When we moved to Charleston SC from Los Angeles, I wondered, what does it take to be a poet around here? We made the rounds of local poetry readings and I was a little surprised. In the first five or so readings we attended, the poet would read their poems—good ones—and than pick up an instrument and proceed to sing their songs.
The first was Paul Allen. He is one hell of a poet. He has one poem, a Southern gothic childhood reminiscence, “The Man with the Hardest Belly,” from his book American Crawl, that is classic.
He also writes folksy country-western songs and plays guitar. He sounds pretty good, and I’ve heard that when he has a band behind him he is even better. The Poetry Society of South Carolina has its readings in a church. One night a poet was reading and accompanying his songs on a dulcimer. He happened to strum a couple of notes of Amazing Grace, and quite unself-consciously, the entire audience started to sing. Then there was Tom House, who also read his poems and then sang his songs. He has that ‘high lonesome’ Appallachian twang that gives you the shivers. He sang one rather spooky satire, "I’m in Love with Susan Smith.”
Next we have Kurt Lamkin. Kurt went to West Africa to study kora with the griots.
He recites and sings, and partly improvises, his poems while playing an amplified kora.
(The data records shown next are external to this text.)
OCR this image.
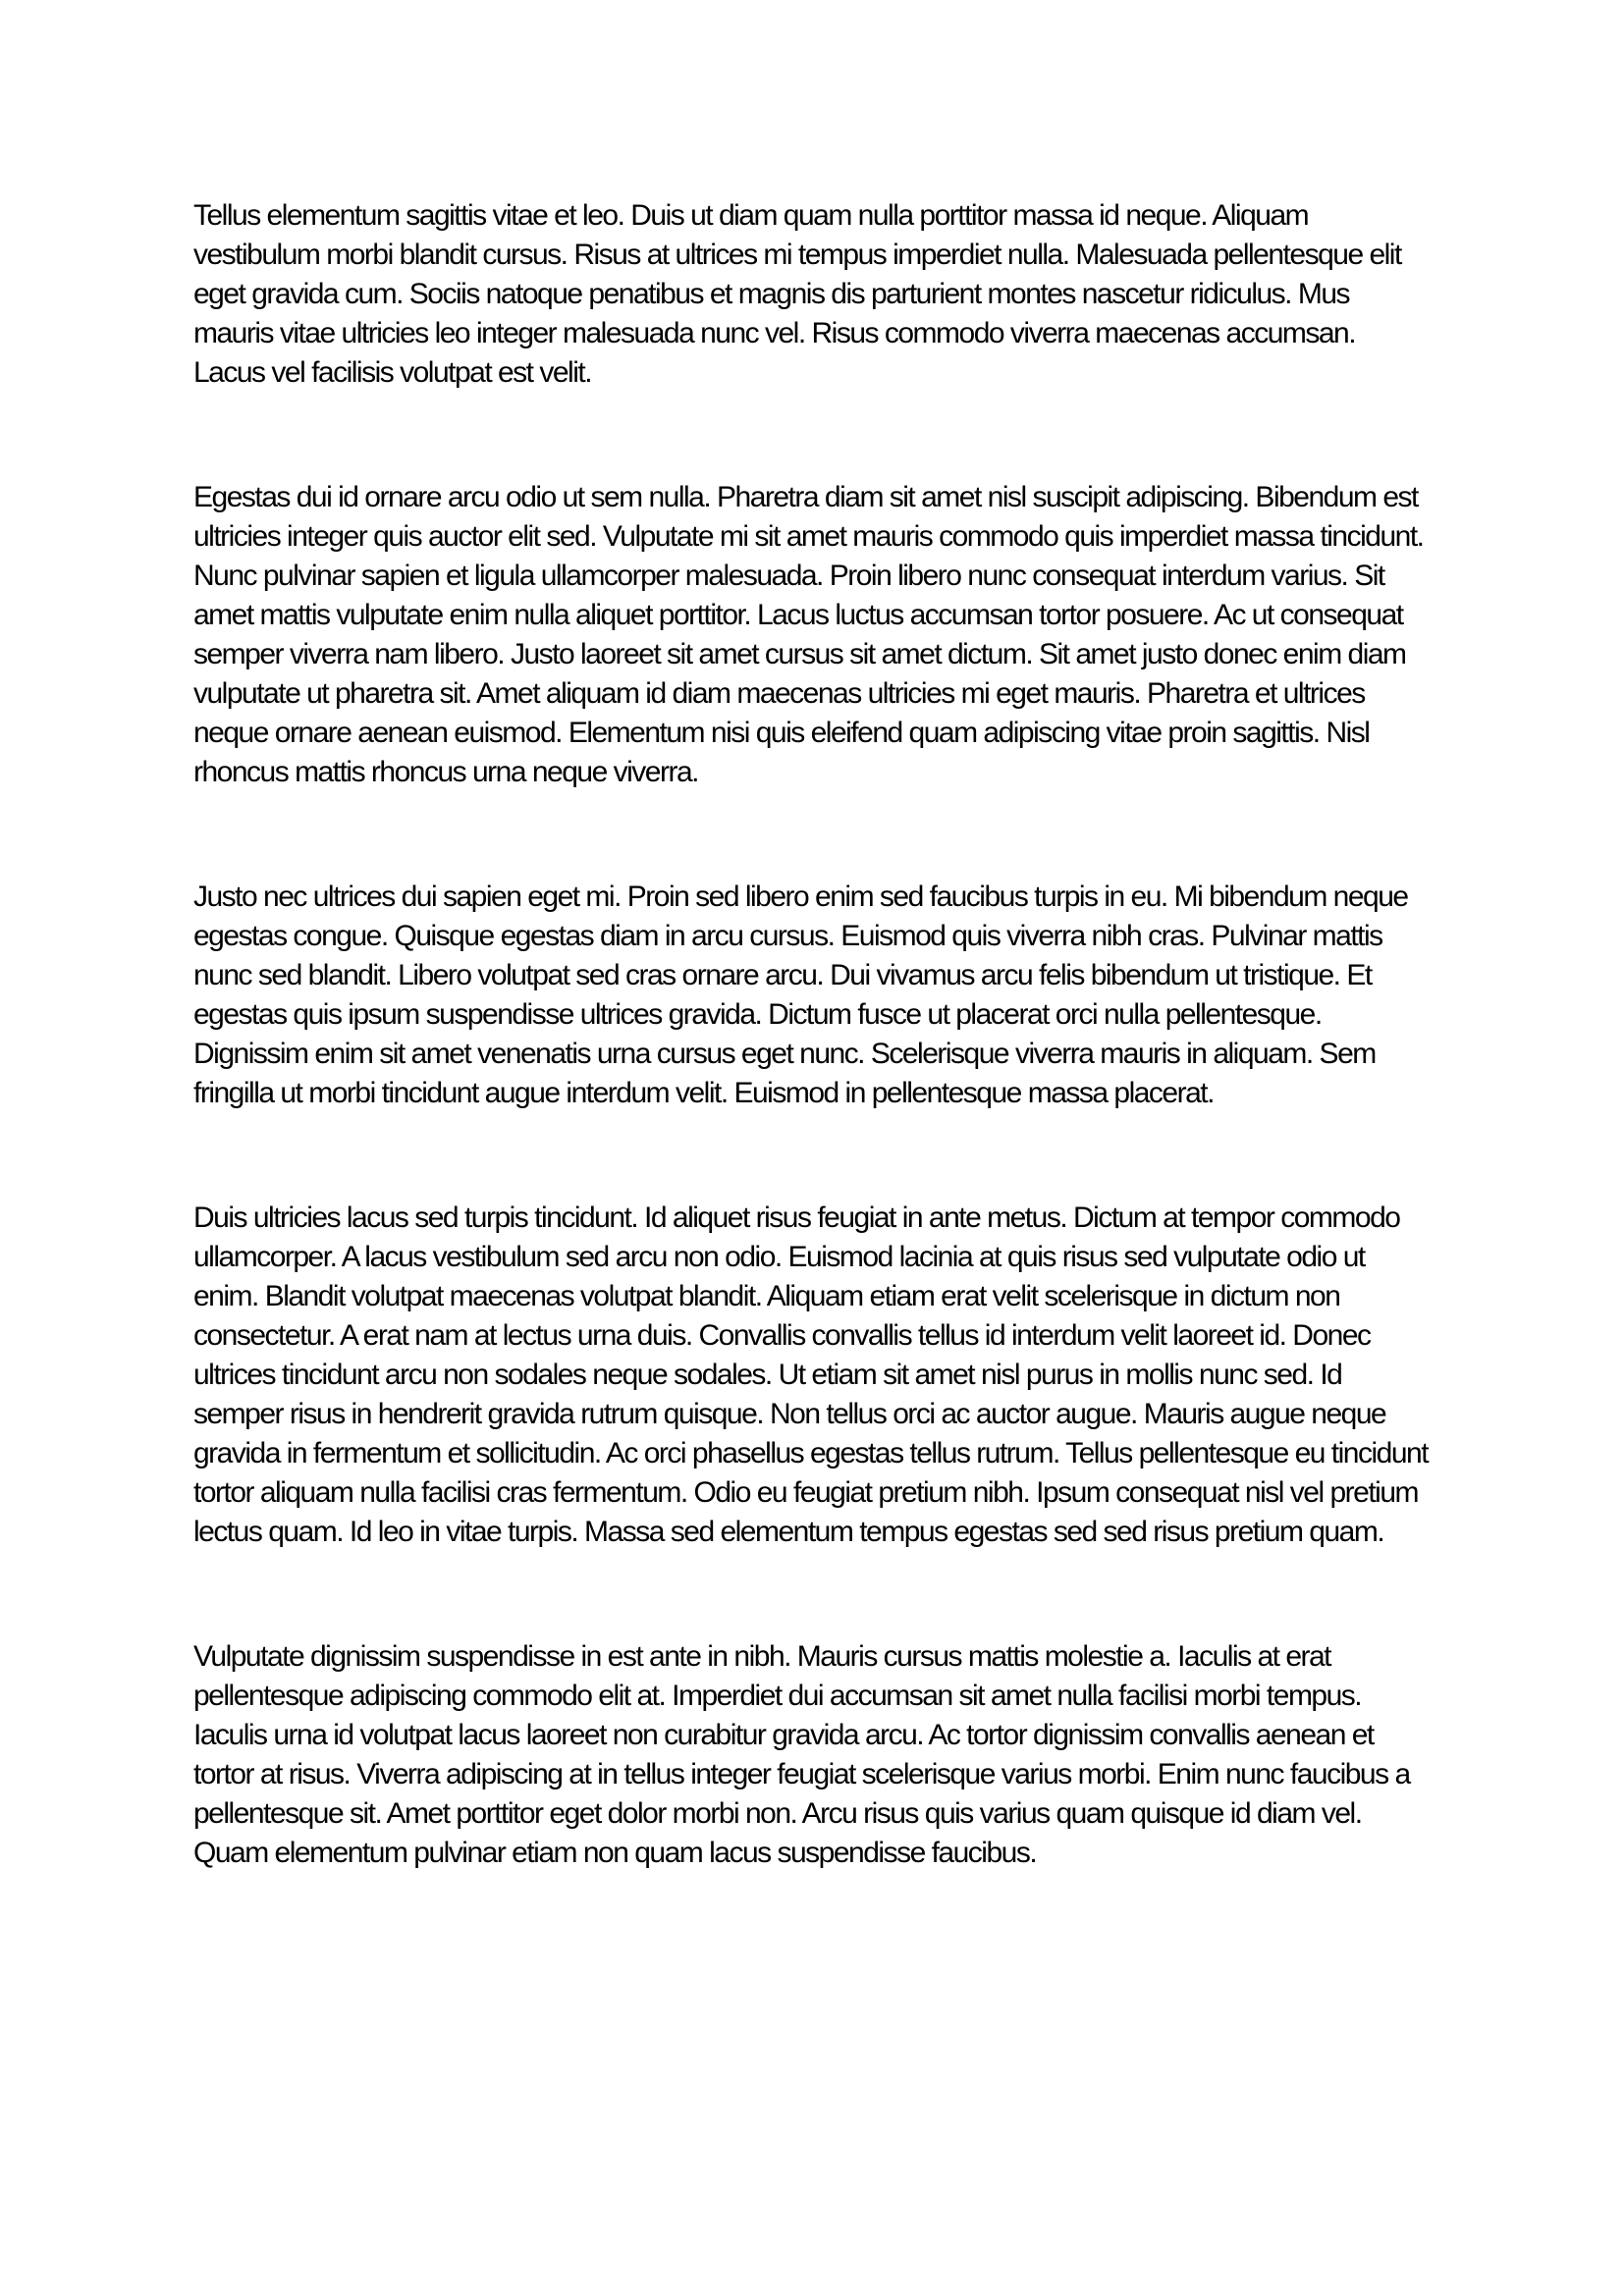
Tellus elementum sagittis vitae et leo. Duis ut diam quam nulla porttitor massa id neque. Aliquam vestibulum morbi blandit cursus. Risus at ultrices mi tempus imperdiet nulla. Malesuada pellentesque elit eget gravida cum. Sociis natoque penatibus et magnis dis parturient montes nascetur ridiculus. Mus mauris vitae ultricies leo integer malesuada nunc vel. Risus commodo viverra maecenas accumsan. Lacus vel facilisis volutpat est velit.

Egestas dui id ornare arcu odio ut sem nulla. Pharetra diam sit amet nisl suscipit adipiscing. Bibendum est ultricies integer quis auctor elit sed. Vulputate mi sit amet mauris commodo quis imperdiet massa tincidunt. Nunc pulvinar sapien et ligula ullamcorper malesuada. Proin libero nunc consequat interdum varius. Sit amet mattis vulputate enim nulla aliquet porttitor. Lacus luctus accumsan tortor posuere. Ac ut consequat semper viverra nam libero. Justo laoreet sit amet cursus sit amet dictum. Sit amet justo donec enim diam vulputate ut pharetra sit. Amet aliquam id diam maecenas ultricies mi eget mauris. Pharetra et ultrices neque ornare aenean euismod. Elementum nisi quis eleifend quam adipiscing vitae proin sagittis. Nisl rhoncus mattis rhoncus urna neque viverra.

Justo nec ultrices dui sapien eget mi. Proin sed libero enim sed faucibus turpis in eu. Mi bibendum neque egestas congue. Quisque egestas diam in arcu cursus. Euismod quis viverra nibh cras. Pulvinar mattis nunc sed blandit. Libero volutpat sed cras ornare arcu. Dui vivamus arcu felis bibendum ut tristique. Et egestas quis ipsum suspendisse ultrices gravida. Dictum fusce ut placerat orci nulla pellentesque. Dignissim enim sit amet venenatis urna cursus eget nunc. Scelerisque viverra mauris in aliquam. Sem fringilla ut morbi tincidunt augue interdum velit. Euismod in pellentesque massa placerat.

Duis ultricies lacus sed turpis tincidunt. Id aliquet risus feugiat in ante metus. Dictum at tempor commodo ullamcorper. A lacus vestibulum sed arcu non odio. Euismod lacinia at quis risus sed vulputate odio ut enim. Blandit volutpat maecenas volutpat blandit. Aliquam etiam erat velit scelerisque in dictum non consectetur. A erat nam at lectus urna duis. Convallis convallis tellus id interdum velit laoreet id. Donec ultrices tincidunt arcu non sodales neque sodales. Ut etiam sit amet nisl purus in mollis nunc sed. Id semper risus in hendrerit gravida rutrum quisque. Non tellus orci ac auctor augue. Mauris augue neque gravida in fermentum et sollicitudin. Ac orci phasellus egestas tellus rutrum. Tellus pellentesque eu tincidunt tortor aliquam nulla facilisi cras fermentum. Odio eu feugiat pretium nibh. Ipsum consequat nisl vel pretium lectus quam. Id leo in vitae turpis. Massa sed elementum tempus egestas sed sed risus pretium quam.

Vulputate dignissim suspendisse in est ante in nibh. Mauris cursus mattis molestie a. Iaculis at erat pellentesque adipiscing commodo elit at. Imperdiet dui accumsan sit amet nulla facilisi morbi tempus. Iaculis urna id volutpat lacus laoreet non curabitur gravida arcu. Ac tortor dignissim convallis aenean et tortor at risus. Viverra adipiscing at in tellus integer feugiat scelerisque varius morbi. Enim nunc faucibus a pellentesque sit. Amet porttitor eget dolor morbi non. Arcu risus quis varius quam quisque id diam vel. Quam elementum pulvinar etiam non quam lacus suspendisse faucibus.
He is a master performance artist in the African bardic tradition.
And of course there is Kwame Dawes, who sometimes breaks into song during a reading, or has a stage full of musicians jamming to his poetry. And why not—he was the lead singer of a world-class reggae band.
Incidentally, Kwame has a beautiful inaugural poem. When I first read it, it seemed rather prosy, until I realized I was reading a chain of sonnets. I think the public poem is hard to write, hard to strike that balance between a work of art and public rhetoric or pronouncement—but Kwame did it—speaking of music, listen to his poem.
Sometimes I wish I could see a festival of all these singer-poets. I imagine it under the oaks, on a warm summer night in June, here in Charleston.